Un intervento si sofferma sugli obblighi e responsabilità penali dei soggetti che possono incidere sulla sicurezza nell’uso di una macchina durante il suo ciclo di vita. Quali sono gli usi scorretti ragionevolmente prevedibili?

 

Non è semplice comprendere limiti e confini delle responsabilità dei molti soggetti (ad esempio fabbricanti, fornitori, installatori, utilizzatori e manutentori) che possono incidere sulla sicurezza nell’uso di una macchina durante il suo ciclo di vita.

E a complicare il già intricato quadro di riferimento ha concorso, da ultimo, la novità introdotta dalla Direttiva 2006/42/CE in materia dei “principi d’integrazione della sicurezza” con riferimento all’uso scorretto ragionevolmente prevedibile che il “fabbricante” della “macchina” deve prendere in considerazione, oltre all’uso previsto, sia in sede di progettazione e di costruzione che in sede di redazione delle istruzioni (vedi punto 1.1.2 dell’allegato 1 della Direttiva Macchine 2006/42/CE).
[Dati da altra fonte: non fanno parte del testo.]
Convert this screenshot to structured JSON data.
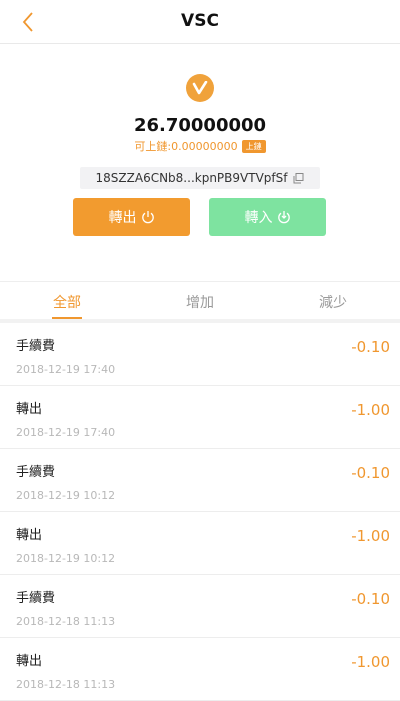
{
  "header": {
    "title": "VSC",
    "back_icon": "chevron-left-icon"
  },
  "asset": {
    "icon": "v-coin-icon",
    "balance": "26.70000000",
    "on_chain_label": "可上鏈:0.00000000",
    "on_chain_badge": "上鏈",
    "address": "18SZZA6CNb8...kpnPB9VTVpfSf"
  },
  "actions": {
    "transfer_out": "轉出",
    "transfer_in": "轉入"
  },
  "tabs": [
    {
      "label": "全部",
      "active": true
    },
    {
      "label": "增加",
      "active": false
    },
    {
      "label": "減少",
      "active": false
    }
  ],
  "transactions": [
    {
      "title": "手續費",
      "time": "2018-12-19 17:40",
      "amount": "-0.10"
    },
    {
      "title": "轉出",
      "time": "2018-12-19 17:40",
      "amount": "-1.00"
    },
    {
      "title": "手續費",
      "time": "2018-12-19 10:12",
      "amount": "-0.10"
    },
    {
      "title": "轉出",
      "time": "2018-12-19 10:12",
      "amount": "-1.00"
    },
    {
      "title": "手續費",
      "time": "2018-12-18 11:13",
      "amount": "-0.10"
    },
    {
      "title": "轉出",
      "time": "2018-12-18 11:13",
      "amount": "-1.00"
    }
  ],
  "colors": {
    "accent": "#f0972f",
    "transfer_in": "#7ee3a0"
  }
}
A parlare in questi termini del tema degli obblighi e responsabilità in materia di sicurezza delle macchine, con riferimento anche alle trasformazioni e manomissioni delle macchine stesse, è un intervento che si è tenuto due anni fa al seminario (organizzato dall’INAIL in collaborazione con Assolombarda e Federmacchine) dal titolo “La manipolazione dei dispositivi di sicurezza…Un rischio da non correre” (Milano, 3-4 dicembre 2013).

L’intervento “Uso scorretto ragionevolmente prevedibile, trasformazioni e manomissioni delle macchine: obblighi e responsabilità penali nell’esperienza italiana”, a cura di Antonio Oddo, segnala che una definizione contenuta nella Direttiva indica che si può identificare tale uso scorretto ragionevolmente prevedibile con l’uso della macchina diverso da quello indicato nelle istruzioni per l’uso. Tuttavia una volta differenziata nettamente (almeno nella misura in cui le “istruzioni” lo consentano) l’area degli “usi” che sono previsti dal “fabbricante” e che sono oggetto di “informazioni” da parte del fabbricante stesso, residua il problema interpretativo collegabile all’area di usi che resta “scoperta” in quanto non è oggetto di “informazioni” coerenti con la concezione e la destinazione della macchina. Quanti, infatti, e soprattutto quali possono essere gli “usi” che si discostano dalle “istruzioni” (e dalle “avvertenze”) ma che possono “derivare da comportamenti umani facilmente prevedibili”?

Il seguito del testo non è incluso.